Oh, and throw a science diagram, numbers and charts into it.

Now, you may, well selling shampoo is selling shampoo, surely we’re selling a Nikon D7000 or Canon 7D or an Olympus PEN EP-3, they’re a different product category. Well, think about this. If you could sell as many units of cameras as you can sell bottles of shampoos, it sure doesn’t matter when your company laughs all the way to the bank.

Let’s put this in the context of cameras. The easiest sell for me, is to appeal to sub-categories of consumer. Take a look at any varied forum. The point and shoot owners and the DSLR-owner wanna-bes. What do these people shoot? Photos of dogs, cats, birdies, bugs and flowers, firstborns, grandchildren and GFs (Girl Friends). Even turn the camera around and shoot themselves. Holiday snaps, repetitively of the same sights in Venice or Rome. Sunsets skies. How many people are in this category? By my guess, heaps. Many, many more than the vocal seniors at the DPR forums. Recently, Simon Joinson remarked in a forum post that the site gets way more traffic than the forums themselves. If these people are really the ones who will buy the camera you are selling shouldn’t you primarily (pardon the pun) focus on them?

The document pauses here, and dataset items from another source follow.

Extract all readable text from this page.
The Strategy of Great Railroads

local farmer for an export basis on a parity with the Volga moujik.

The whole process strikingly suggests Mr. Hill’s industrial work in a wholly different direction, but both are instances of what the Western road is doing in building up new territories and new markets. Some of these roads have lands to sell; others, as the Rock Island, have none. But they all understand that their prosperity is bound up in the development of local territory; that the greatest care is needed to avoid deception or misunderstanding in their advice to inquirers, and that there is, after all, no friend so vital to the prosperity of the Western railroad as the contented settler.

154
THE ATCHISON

What selling angles would work best with these people? Hands up! Who says “Subcategories – Crafted for Experts – Made for you!”. Simply put, that means showing these people examples and scenarios of “Actual Self + Camera = Ideal Self”. Those are very, very easy to do, powerful and yet underutilised by the camera brands.

Instead, too many camera ads work on the only point – “Count Your Features Twice – Increase Believability” – that’s a very, very hard angle to sell in a tech gadget which modern cameras are – whatever you innovate now, in six months, your competitor will have come up with another feature. Counting features is well known to the electronic appliance companies – the deeper the pocket for gee-whiz features  and multi-lingual cute icons representing the matrix of features.

For the rest of the potential buyers – the camera fans, nerds, high ISO low noise / dynamic range / resolution numbers measurebrators, you seed the community with evangelist fanboi and trolls. You conjure perceived value and work on the price placebo. And you use the “Because phrase” a lot.

Celebrity endorsements? Worked for Lux soap – or was that “Actual Self + Brand = Ideal Self”? I don’t think it’s that effective for cameras.